A bald-headed man in a blue shirt sits in the corner of a stark room. He leans into the camera, his face half in shadow, and begins to tell his story. The first words he speaks are about time: ‘In the blink of an eye, you can look and 10 years are gone… but the next week is agony.’ This is Nick Yarris, recounting the years that he spent in solitary confinement in a Pennsylvania prison. It’s a dramatic opening to David Sington’s documentary, which is also a breathtakingly dramatic monologue. Yarris is charismatic, intense and a masterful storyteller. After two decades on death row, Yarris requested that all appeals be ceased, and that he be put to death; David Sington’s engrossing, if uneasy, film is an attempt to understand what led to that decision.
Footage of Yarris is mixed with cinematic recreations, often almost abstract close-ups, filmed with a Gregory Crewdson-like vibrancy; in slow motion, a boy runs through the woods, a hint at a dark secret that is shockingly revealed at the film’s end; water pours down a man’s back in a shower; a pair of women’s gloves lie on the seat of an empty car. Crisp, eerie photography of the inside of the prison – the rows of bars, the cold steel of a toilet in an empty cell – is also interwoven with Nick’s tale, as he speaks about the harsh, brutal treatment that he and other prisoners endured, including being ‘tortured with silence’. It’s a captivating performance, full of emotion, as he recounts the horrors of jail, building up a sense of atmosphere by evocatively describing life behind bars, then his rehabilitation, and his newly found obsession with words and literature.

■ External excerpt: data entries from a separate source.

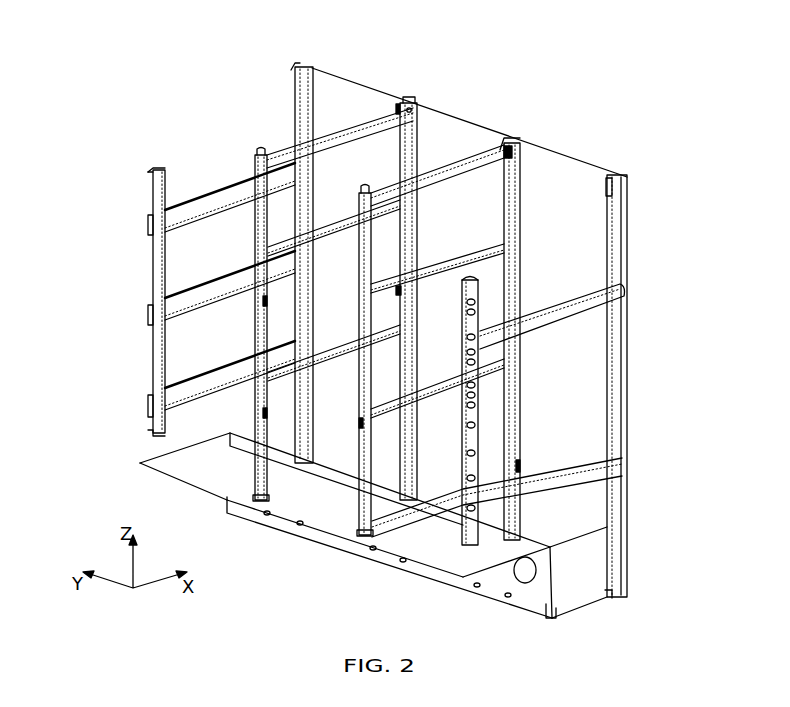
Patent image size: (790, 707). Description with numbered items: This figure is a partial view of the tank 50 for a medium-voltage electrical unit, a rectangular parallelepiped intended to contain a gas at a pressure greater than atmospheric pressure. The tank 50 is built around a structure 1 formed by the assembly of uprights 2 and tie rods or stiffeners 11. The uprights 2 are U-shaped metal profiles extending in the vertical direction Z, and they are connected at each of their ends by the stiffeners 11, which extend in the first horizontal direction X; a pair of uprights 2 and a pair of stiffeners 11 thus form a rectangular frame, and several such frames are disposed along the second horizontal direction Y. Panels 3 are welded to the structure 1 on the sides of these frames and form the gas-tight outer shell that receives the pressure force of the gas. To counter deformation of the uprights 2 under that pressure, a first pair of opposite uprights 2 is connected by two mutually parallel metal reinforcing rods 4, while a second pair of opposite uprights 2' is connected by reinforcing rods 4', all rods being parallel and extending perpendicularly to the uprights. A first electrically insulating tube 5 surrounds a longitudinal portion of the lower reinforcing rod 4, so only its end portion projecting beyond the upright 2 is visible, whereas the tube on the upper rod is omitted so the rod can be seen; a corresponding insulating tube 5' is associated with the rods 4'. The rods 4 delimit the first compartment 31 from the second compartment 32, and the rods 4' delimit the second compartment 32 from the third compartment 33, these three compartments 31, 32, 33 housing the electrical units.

The tank 50 is at (517, 87).
The structure 1 is at (204, 417).
The uprights 2 is at (331, 280).
The second pair of opposite uprights 2' is at (446, 344).
The panels 3 is at (585, 390).
The reinforcing rod 4 is at (330, 371).
The reinforcing rods 4' is at (437, 242).
The first electrically insulating tube 5 is at (334, 332).
The first insulating tube 5' is at (437, 411).
The tie rods 11 is at (284, 148).
The first compartment 31 is at (204, 472).
The second compartment 32 is at (332, 512).
The third compartment 33 is at (422, 547).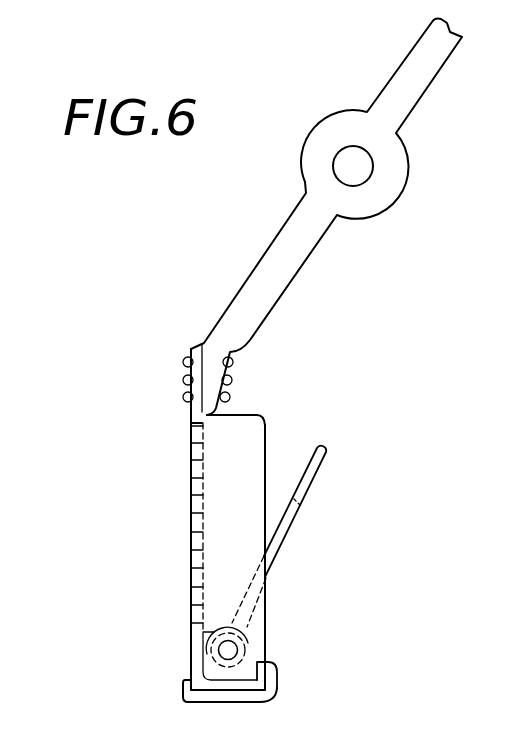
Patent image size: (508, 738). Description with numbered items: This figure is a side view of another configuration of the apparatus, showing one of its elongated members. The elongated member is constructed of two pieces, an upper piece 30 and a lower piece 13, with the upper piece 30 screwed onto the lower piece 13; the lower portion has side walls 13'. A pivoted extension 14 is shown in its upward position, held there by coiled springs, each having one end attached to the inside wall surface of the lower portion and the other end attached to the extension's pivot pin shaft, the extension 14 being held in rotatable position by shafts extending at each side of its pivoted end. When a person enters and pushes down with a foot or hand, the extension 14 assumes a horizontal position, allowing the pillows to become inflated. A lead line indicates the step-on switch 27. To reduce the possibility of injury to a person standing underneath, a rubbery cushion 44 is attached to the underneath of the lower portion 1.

The upper piece 30 is at (267, 253).
The lower piece 13 is at (195, 519).
The side wall 13' is at (265, 420).
The extension 14 is at (288, 538).
The step-on switch 27 is at (277, 672).
The rubbery cushion 44 is at (187, 703).
The lower portion 1 is at (504, 422).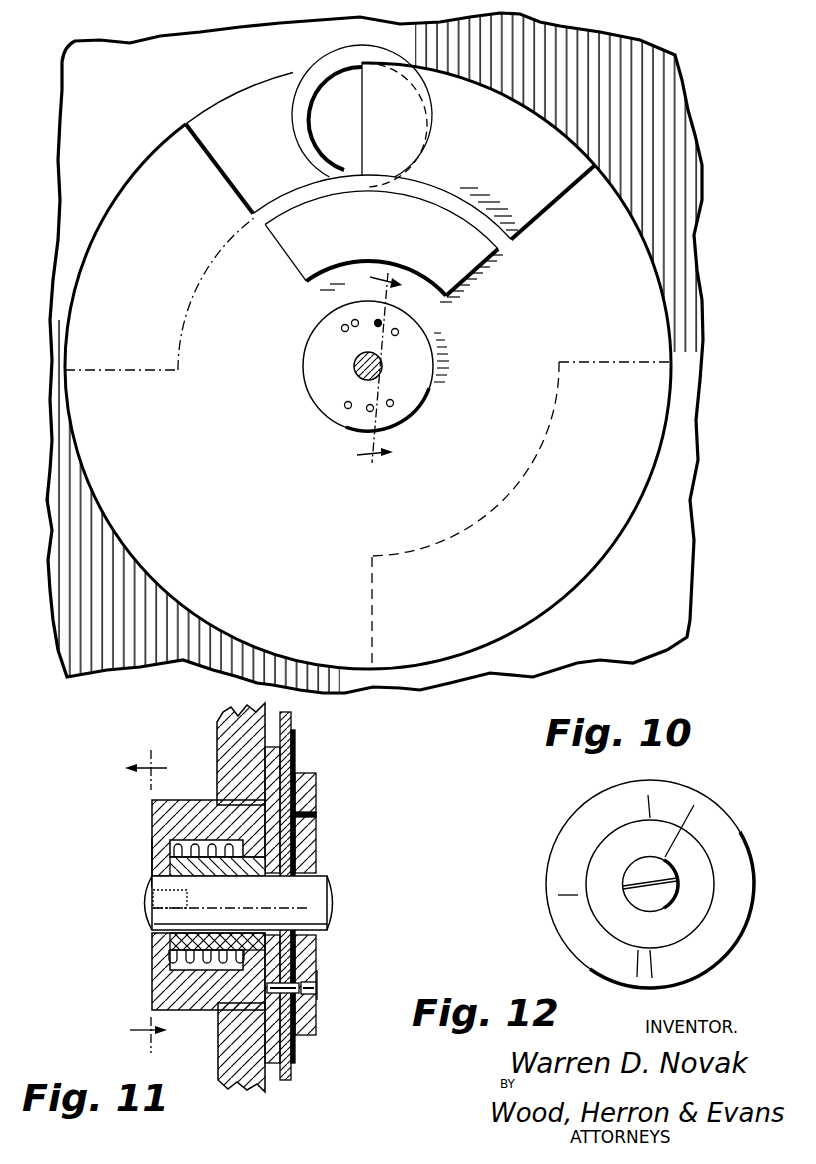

It’s only later in the film that he begins to reveal the details of his past, and the nature of his drug addiction and the crimes that he committed. Though we learn that he was first jailed for auto theft, the crime that – wrongly – landed him on death row is a mystery that runs like a thread throughout much of the film. It’s a story full of twists, turns and tragedies, punctuated by the many mistakes that he made, and also the vagaries and delays of the justice system. And though we learn that he was later exonerated of murder after the advent of DNA testing (although it took years), it’s the final twist that is the most disturbing, powerful and gut-wrenching.
It’s a striking, compelling film that is incredibly personal. Yet, it’s hard, at the end, not to feel as though we’ve been manipulated by both the filmmaker and Yarris. The vague way he’s shot (and the film itself) is reminiscent of interviews in Errol Morris’s remarkable documentary The Thin Blue Line>, where the location is obscured, lending a sense that Yarris is perhaps still in the system, though the reality is that his ordeal ended in 2003. While his story is an incredible one, it feels like we’ve watched a very rehearsed theatrical performance, and are left wondering how much of this is documentary and how much is masterful storytelling. But maybe it doesn’t actually matter.